Dividing market capitalisation by AUM gives a range for Blackstone of between 20% and 8%. At current levels of 11% is not a bad valuation if you believe in the promise of private equity.
However, one of my theories was that rising interest rates would enact a double whammy on private equity. The first was that when investors can get 5% in short rates, they would lose interest in private equity. Using the Q2 2023 Bloomberg Private Equity Chartbook, we can see that publicly reported commitments to private equity has fallen significantly, with 2023 only annualising at USD28.4bn, well down on a peak of USD120bn in 2017.
The fall in public commitments to private equity is hard to match up with Bloomberg numbers that USD 144bn in private equity funds closed in Q2 of 2023 and that Blackstone has just closed a USD30bn fund.
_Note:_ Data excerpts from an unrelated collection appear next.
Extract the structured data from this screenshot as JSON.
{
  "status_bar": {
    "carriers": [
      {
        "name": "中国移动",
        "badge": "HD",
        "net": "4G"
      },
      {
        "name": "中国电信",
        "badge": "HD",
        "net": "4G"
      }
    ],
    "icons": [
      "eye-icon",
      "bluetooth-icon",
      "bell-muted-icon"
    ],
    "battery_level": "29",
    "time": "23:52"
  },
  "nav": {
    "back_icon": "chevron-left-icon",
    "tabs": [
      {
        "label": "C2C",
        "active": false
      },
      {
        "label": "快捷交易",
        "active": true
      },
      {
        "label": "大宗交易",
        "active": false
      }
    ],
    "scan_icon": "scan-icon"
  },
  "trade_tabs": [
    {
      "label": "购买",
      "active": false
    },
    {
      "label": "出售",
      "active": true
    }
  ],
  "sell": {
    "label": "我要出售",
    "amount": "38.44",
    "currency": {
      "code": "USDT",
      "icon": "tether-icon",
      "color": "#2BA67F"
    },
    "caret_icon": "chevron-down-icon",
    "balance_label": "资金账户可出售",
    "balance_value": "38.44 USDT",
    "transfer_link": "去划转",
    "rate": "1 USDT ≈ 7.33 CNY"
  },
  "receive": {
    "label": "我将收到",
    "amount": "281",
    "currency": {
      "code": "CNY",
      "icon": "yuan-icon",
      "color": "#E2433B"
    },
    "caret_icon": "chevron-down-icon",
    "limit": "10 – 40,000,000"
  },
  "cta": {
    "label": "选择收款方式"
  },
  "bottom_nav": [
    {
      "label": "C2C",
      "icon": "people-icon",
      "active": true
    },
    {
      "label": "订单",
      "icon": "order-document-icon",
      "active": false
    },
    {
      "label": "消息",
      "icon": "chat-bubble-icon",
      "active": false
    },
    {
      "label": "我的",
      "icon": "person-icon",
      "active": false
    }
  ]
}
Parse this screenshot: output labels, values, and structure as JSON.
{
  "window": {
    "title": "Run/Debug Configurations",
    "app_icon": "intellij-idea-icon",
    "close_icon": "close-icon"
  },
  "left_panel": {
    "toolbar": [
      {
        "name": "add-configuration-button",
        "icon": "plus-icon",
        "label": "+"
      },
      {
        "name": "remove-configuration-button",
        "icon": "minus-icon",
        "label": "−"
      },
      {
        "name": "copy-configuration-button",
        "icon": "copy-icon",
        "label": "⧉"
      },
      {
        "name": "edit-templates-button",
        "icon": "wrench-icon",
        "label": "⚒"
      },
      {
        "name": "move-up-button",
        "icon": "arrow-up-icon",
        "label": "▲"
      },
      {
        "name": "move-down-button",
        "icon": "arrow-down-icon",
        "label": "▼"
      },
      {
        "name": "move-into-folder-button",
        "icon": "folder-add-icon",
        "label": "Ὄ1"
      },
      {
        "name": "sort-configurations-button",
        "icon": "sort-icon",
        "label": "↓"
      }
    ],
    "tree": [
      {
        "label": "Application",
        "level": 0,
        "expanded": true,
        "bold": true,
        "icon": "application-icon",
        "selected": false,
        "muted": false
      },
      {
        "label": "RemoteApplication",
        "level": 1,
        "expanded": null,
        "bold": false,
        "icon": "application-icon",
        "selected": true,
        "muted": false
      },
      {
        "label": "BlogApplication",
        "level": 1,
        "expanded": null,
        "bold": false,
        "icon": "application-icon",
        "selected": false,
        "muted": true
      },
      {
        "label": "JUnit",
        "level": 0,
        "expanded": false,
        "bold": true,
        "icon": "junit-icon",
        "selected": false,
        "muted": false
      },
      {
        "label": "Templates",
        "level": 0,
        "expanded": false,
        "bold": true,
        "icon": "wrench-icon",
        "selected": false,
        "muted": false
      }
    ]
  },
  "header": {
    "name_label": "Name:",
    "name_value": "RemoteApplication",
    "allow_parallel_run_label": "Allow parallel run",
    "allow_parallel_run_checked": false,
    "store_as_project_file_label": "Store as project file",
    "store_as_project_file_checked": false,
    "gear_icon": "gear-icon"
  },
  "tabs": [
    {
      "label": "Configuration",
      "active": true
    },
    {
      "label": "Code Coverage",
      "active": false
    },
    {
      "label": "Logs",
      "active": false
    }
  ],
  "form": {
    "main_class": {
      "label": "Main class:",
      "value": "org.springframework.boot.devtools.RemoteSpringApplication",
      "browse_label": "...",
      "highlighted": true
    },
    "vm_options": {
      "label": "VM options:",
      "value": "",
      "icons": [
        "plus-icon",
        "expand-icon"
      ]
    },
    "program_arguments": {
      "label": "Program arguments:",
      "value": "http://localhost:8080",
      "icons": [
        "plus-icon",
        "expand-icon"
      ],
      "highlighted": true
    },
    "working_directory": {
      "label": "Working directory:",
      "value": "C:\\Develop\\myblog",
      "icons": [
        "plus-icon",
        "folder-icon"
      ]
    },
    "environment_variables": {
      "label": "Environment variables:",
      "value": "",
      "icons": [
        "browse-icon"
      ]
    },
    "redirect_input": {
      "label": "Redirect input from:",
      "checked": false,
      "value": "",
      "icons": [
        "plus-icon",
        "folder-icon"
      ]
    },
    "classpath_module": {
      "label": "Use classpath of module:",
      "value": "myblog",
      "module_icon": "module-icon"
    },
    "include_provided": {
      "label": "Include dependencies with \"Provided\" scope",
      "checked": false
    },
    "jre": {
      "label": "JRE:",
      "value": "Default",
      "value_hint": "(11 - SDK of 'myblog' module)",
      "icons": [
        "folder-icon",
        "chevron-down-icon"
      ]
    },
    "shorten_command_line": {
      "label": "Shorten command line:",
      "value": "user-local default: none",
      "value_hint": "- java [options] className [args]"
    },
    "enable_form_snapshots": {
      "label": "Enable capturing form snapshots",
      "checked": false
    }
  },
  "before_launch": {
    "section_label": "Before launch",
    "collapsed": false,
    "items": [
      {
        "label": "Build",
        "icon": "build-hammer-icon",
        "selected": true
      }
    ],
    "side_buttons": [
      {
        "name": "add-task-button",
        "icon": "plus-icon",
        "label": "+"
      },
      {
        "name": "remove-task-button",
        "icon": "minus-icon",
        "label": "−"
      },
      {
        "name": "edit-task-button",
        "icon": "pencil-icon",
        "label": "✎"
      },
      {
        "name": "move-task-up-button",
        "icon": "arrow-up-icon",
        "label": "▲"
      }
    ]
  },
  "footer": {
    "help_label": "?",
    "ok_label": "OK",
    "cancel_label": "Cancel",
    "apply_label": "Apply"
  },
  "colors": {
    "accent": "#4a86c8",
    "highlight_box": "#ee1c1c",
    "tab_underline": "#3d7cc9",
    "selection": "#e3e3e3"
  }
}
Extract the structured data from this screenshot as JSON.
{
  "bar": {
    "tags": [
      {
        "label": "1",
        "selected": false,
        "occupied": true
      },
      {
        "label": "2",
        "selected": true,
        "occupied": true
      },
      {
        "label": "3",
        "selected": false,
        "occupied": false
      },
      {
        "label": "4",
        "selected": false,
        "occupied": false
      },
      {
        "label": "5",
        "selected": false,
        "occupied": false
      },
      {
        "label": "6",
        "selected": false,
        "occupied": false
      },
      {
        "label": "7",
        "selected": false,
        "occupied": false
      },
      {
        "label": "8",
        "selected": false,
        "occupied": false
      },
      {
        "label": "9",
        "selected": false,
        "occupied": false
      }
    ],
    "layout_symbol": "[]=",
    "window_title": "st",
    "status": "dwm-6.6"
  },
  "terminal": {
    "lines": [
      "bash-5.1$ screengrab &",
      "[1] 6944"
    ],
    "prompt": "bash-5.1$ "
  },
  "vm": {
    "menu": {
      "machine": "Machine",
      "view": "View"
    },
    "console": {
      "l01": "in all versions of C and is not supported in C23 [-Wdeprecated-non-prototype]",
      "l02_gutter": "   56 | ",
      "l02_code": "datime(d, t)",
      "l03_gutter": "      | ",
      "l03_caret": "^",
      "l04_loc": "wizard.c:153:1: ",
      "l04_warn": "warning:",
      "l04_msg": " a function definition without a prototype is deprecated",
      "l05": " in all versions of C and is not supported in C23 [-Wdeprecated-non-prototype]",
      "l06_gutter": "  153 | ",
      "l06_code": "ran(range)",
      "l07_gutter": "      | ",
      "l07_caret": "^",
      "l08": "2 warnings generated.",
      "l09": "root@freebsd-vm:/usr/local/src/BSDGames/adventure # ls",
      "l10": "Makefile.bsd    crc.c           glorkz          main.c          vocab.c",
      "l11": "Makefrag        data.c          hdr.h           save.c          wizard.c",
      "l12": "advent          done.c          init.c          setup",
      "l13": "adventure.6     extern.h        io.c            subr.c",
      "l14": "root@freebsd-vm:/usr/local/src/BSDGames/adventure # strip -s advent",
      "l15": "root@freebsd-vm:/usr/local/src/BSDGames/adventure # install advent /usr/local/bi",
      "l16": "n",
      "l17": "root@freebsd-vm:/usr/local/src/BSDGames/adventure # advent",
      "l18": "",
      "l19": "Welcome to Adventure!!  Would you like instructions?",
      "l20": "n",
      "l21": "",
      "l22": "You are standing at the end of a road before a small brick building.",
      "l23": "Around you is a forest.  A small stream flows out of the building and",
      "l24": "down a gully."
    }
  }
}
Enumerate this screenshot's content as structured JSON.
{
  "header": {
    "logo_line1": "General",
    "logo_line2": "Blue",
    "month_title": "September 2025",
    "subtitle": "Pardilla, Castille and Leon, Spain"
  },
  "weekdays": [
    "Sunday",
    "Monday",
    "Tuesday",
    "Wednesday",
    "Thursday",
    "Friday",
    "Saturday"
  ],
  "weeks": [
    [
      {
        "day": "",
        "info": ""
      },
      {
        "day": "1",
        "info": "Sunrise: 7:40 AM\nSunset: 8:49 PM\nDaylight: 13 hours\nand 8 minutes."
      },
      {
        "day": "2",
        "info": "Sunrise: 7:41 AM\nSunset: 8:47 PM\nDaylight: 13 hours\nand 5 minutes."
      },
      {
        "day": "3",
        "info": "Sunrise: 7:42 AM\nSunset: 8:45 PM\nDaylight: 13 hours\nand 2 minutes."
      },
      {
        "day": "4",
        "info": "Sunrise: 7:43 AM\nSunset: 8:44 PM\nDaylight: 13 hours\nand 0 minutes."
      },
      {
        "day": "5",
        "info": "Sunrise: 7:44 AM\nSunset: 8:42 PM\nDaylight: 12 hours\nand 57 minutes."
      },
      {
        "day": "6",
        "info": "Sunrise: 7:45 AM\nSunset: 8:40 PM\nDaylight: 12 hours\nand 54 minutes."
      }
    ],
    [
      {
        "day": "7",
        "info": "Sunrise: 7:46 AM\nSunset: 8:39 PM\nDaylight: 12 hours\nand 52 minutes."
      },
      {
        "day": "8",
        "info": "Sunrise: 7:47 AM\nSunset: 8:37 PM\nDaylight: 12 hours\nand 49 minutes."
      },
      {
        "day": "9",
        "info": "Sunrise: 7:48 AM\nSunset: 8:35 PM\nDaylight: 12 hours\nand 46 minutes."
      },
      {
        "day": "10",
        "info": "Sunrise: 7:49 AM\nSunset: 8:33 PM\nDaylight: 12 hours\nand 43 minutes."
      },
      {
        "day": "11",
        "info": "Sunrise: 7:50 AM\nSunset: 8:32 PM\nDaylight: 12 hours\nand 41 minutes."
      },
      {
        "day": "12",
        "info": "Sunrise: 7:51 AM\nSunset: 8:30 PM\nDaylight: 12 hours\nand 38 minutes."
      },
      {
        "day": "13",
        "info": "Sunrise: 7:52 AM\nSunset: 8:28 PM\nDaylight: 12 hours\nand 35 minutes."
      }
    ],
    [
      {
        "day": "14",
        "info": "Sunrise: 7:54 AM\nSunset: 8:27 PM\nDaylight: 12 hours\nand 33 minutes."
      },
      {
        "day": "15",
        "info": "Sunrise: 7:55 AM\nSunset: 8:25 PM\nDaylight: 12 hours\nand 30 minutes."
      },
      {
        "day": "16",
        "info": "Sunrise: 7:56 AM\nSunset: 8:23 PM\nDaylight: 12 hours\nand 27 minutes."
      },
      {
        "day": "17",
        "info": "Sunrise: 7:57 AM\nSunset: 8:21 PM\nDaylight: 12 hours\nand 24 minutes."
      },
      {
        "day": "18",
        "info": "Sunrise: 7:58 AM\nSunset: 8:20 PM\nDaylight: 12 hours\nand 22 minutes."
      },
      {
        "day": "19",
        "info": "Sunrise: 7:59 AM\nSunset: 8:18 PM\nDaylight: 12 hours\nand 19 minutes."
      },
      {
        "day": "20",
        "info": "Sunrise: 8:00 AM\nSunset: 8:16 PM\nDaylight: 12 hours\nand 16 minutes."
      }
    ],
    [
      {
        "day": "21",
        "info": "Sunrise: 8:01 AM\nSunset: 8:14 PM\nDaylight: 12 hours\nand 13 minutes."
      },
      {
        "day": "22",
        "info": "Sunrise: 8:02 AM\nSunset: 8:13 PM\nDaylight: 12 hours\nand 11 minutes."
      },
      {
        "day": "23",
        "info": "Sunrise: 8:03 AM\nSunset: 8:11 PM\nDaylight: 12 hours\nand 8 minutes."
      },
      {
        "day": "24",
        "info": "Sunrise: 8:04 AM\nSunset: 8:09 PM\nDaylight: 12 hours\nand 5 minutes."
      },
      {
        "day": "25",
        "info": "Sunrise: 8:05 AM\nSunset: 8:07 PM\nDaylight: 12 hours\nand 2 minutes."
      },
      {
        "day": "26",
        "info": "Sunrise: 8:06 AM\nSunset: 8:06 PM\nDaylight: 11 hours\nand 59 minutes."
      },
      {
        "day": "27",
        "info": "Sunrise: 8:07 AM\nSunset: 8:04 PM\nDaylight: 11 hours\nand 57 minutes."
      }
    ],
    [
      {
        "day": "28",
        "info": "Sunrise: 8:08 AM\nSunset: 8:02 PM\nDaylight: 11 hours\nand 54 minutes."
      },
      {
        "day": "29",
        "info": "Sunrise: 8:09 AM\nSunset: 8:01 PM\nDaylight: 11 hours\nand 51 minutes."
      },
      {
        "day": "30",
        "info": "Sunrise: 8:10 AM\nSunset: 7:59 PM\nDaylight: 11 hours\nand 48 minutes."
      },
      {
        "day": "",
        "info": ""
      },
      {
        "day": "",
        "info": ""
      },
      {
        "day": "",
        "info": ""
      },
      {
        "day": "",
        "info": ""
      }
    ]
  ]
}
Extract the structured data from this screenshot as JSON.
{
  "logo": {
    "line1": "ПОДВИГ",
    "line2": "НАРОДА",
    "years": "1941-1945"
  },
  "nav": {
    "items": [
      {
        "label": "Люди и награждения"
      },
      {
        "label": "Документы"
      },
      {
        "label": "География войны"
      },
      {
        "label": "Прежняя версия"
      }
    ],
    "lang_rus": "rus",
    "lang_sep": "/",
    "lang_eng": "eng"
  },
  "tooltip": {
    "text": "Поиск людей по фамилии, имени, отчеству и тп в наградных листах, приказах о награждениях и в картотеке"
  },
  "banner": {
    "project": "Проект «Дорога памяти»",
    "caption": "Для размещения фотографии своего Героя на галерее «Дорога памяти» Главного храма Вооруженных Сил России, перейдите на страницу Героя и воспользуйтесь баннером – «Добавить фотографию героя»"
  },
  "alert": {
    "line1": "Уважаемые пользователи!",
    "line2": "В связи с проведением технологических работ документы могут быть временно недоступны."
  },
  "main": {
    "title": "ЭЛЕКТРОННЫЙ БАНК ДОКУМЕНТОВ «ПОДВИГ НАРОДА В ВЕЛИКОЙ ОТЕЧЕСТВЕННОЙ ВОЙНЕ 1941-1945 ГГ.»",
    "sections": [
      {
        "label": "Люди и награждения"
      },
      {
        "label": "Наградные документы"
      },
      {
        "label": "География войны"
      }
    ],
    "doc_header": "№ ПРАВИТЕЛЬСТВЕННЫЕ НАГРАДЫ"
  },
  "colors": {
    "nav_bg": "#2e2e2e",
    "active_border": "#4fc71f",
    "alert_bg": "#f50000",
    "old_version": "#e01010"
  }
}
Blackstone was the biggest fund to close in the quarter, Blackstone Real Estate Partners X LP at USD 30bn. The X in the name refers to this being the 10th fund in this series. Like movie franchises, private equity, like to continually relaunch the same fund.
The idea is that investors shift from one fund to another fund as one opens and then closes. As Blackstone shows in its presentation, there is always an open Blackstone Real Estate Partners (BREP) fund. The question I wonder here is how much new money went into this. This could suggest that there is a lag to money flows into Blackstone. As well performing funds roll off, there is natural AUM as money is rolled in. This would imply that if interest rates remain high for a few more years then we will begin to see this AUM fall.
Taking a closer look at Blackstone, the first thing to note is that there is a very big difference between total AUM and Fee-earning AUM. Over 25% in Blackstone case, with total AUM at USD 1 trillion, while fee earing AUM is USD731bn. The second thing to note is that Real Estate is a much bigger AUM on a fee earning basis.
Blackstone has a number of permanent capital strategies which have tilted the firm even more aggressively towards real estate. The Blackstone Property Platform (BPP) with USD71bn and Blackstone Real Estate Income Trust (BREIT) with USD68bn make of 20% of fee earning assets, and half of the fee earning assets for Real Estate. Blackstone Infrastructure Partners (BIP) is listed and is down 16% this year
The Blackstone Property Partners Platform is not particularly transparent to me. I can see there is a USD 15bn European part of the platform with listed bonds. Predictably these bonds have been poor, which I would assume should be negative for this business. Most listed European property funds have been extremely poor over the last year.
The Blackstone REIT with USD 67bn of assets, which would make it one of the largest REITs in the world. Why has Blackstone entered the REIT market? Well a quick look at the fact sheet provides a pretty clear reason - they have been able to jack up fees. Listed REITS have no performance fee, BREIT does - at 12.5% of annual return.
Blackstone has been aggressively pursuing the idea of taking listed REITS and making them private. Blackstone M&A in the REIT sector includes PS Business Parks for USD5bn, American Campus for USD 13bn, Preferred Apartments for USD3.6bn, Bluerock Growth for USD2bn and QTS Realty for USD 5.3bn. Not all of these have ended up in BREIT - in particular QTS Realty looks to be in a different fund. BREIT has large exposure to rental (including student) housing in Florida and Texas.
One of the selling points of private equity is that valuations are more stable. So in the case of REITS, by taking them private pension investors have no need to mark to market. For this “benefit”, Blackstone is able to charge a performance fee. The weird thing about this, is that investors are charged a fee for reduced liquidity. When BREIT was hit with redemption requests, the fund gated.
Looking at the performance of listed apartment REITS, I find it hard to believe that redemption requests are likely to go away.
Bloomberg Private Equity data shows slowing flows to the sector, and Blackstone’s two largest permanent capital structures should be seeing financial pressure and/or redemption pressure. So how can AUM still be rising? And why are Blackstone shares holding up so well. Well it seems that underlying collateral values remain strong. Despite rising interest rates, US house prices have risen to new all time highs.
To be fair to private equity, part of their appeal is that the stability of their valuations is an attraction. And as property prices and collateral values are still rising, its hard to argue that the valuations of their funds have necessarily taken a hit. But rising property prices imply still rising inflation pressure in my mind, and hence rising interest rates. To my mind a short Blackstone position makes sense as either inflation and interest rates keep rising, or collateral values start falling. Neither of these will be good for Blackstone.